Routt County Public Trus tee Jeanne Whiddon said Wed nesday the total outstanding indebtedness on the home at 23425 Willow Highland Trail was $587,730.
Stephen Caragol, who invests in distressed properties, said the home, built in 2006, appeared to be an attractive investment. However, he did not attend Wednesday’s sale.
Caragol’s Steamboat-based company, Blue Rhino Investments, sometimes acquires foreclosed properties in Routt County, but more often in Front Range cities. He said that had the Meadowgreen home been offered at foreclosure auction in a market with a community of active investors, it might have been bid up to the neighborhood of $375,000.
The two-story, four-bedroom, 3.5-bath home comprises a total of 2,299 square feet. Of that, 1,713 square feet is livable space, according to records at the Routt County Assessor’s Office. The home has a two-car garage and luxuries such as granite countertops and a large corner bathtub. Large log posts support the vaulted paneled ceiling in the great room. Of course, there are views of Stagecoach Reservoir.
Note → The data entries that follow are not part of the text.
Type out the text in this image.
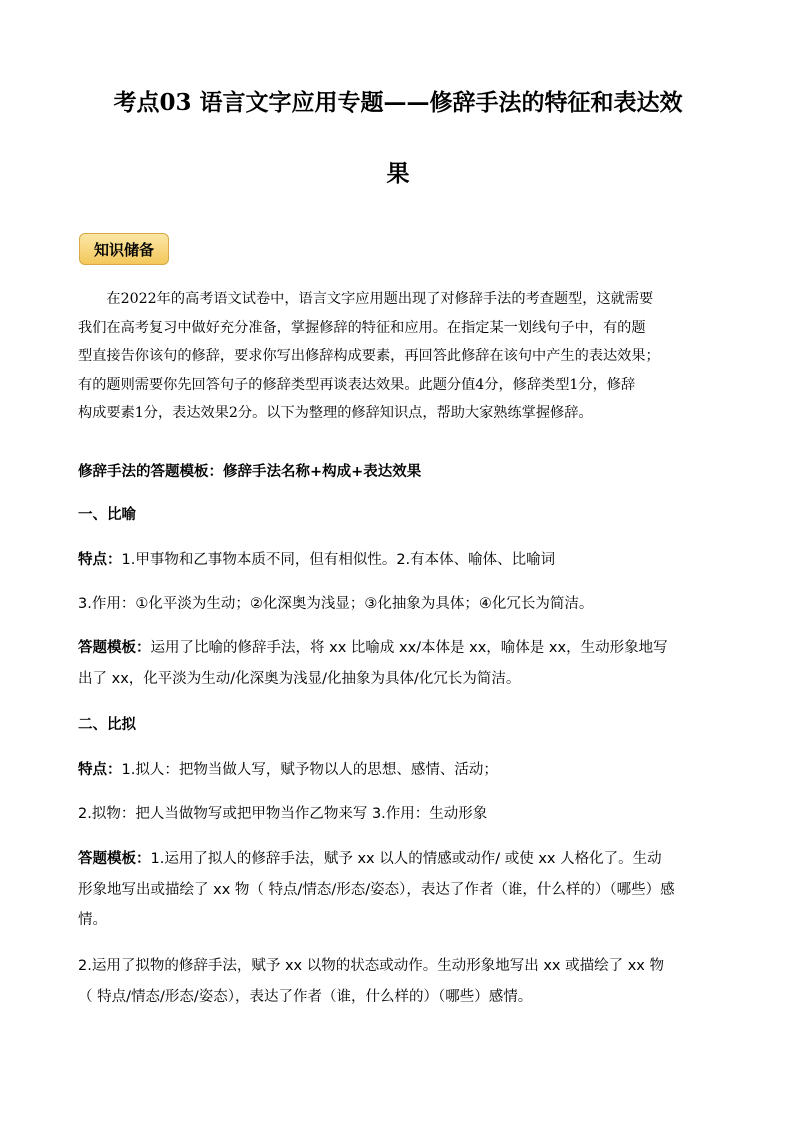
考点03 语言文字应用专题——修辞手法的特征和表达效
果
知识储备
　　在2022年的高考语文试卷中，语言文字应用题出现了对修辞手法的考查题型，这就需要
我们在高考复习中做好充分准备，掌握修辞的特征和应用。在指定某一划线句子中，有的题
型直接告你该句的修辞，要求你写出修辞构成要素，再回答此修辞在该句中产生的表达效果；
有的题则需要你先回答句子的修辞类型再谈表达效果。此题分值4分，修辞类型1分，修辞
构成要素1分，表达效果2分。以下为整理的修辞知识点，帮助大家熟练掌握修辞。
修辞手法的答题模板：修辞手法名称+构成+表达效果
一、比喻
特点：1.甲事物和乙事物本质不同，但有相似性。2.有本体、喻体、比喻词
3.作用：①化平淡为生动；②化深奥为浅显；③化抽象为具体；④化冗长为简洁。
答题模板：运用了比喻的修辞手法，将 xx 比喻成 xx/本体是 xx，喻体是 xx，生动形象地写
出了 xx，化平淡为生动/化深奥为浅显/化抽象为具体/化冗长为简洁。
二、比拟
特点：1.拟人：把物当做人写，赋予物以人的思想、感情、活动；
2.拟物：把人当做物写或把甲物当作乙物来写 3.作用：生动形象
答题模板：1.运用了拟人的修辞手法，赋予 xx 以人的情感或动作/ 或使 xx 人格化了。生动
形象地写出或描绘了 xx 物（ 特点/情态/形态/姿态），表达了作者（谁，什么样的）（哪些）感
情。
2.运用了拟物的修辞手法，赋予 xx 以物的状态或动作。生动形象地写出 xx 或描绘了 xx 物
（ 特点/情态/形态/姿态），表达了作者（谁，什么样的）（哪些）感情。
Cantafio said when she initially described the short-sale offer to a representative of Chase, she was told not to submit it because it was too low. She said an attorney representing the bank advised them to take a closer look, and she submitted the offer despite instructions to the contrary. She called the representative weeks later and was told again that the offer was too low.
Typically, the next step would be for the bank to engage a Realtor specializing in foreclosures to sell the house.
Efforts to reach the previous owner of the home at a phone number in Westminster were unsuccessful.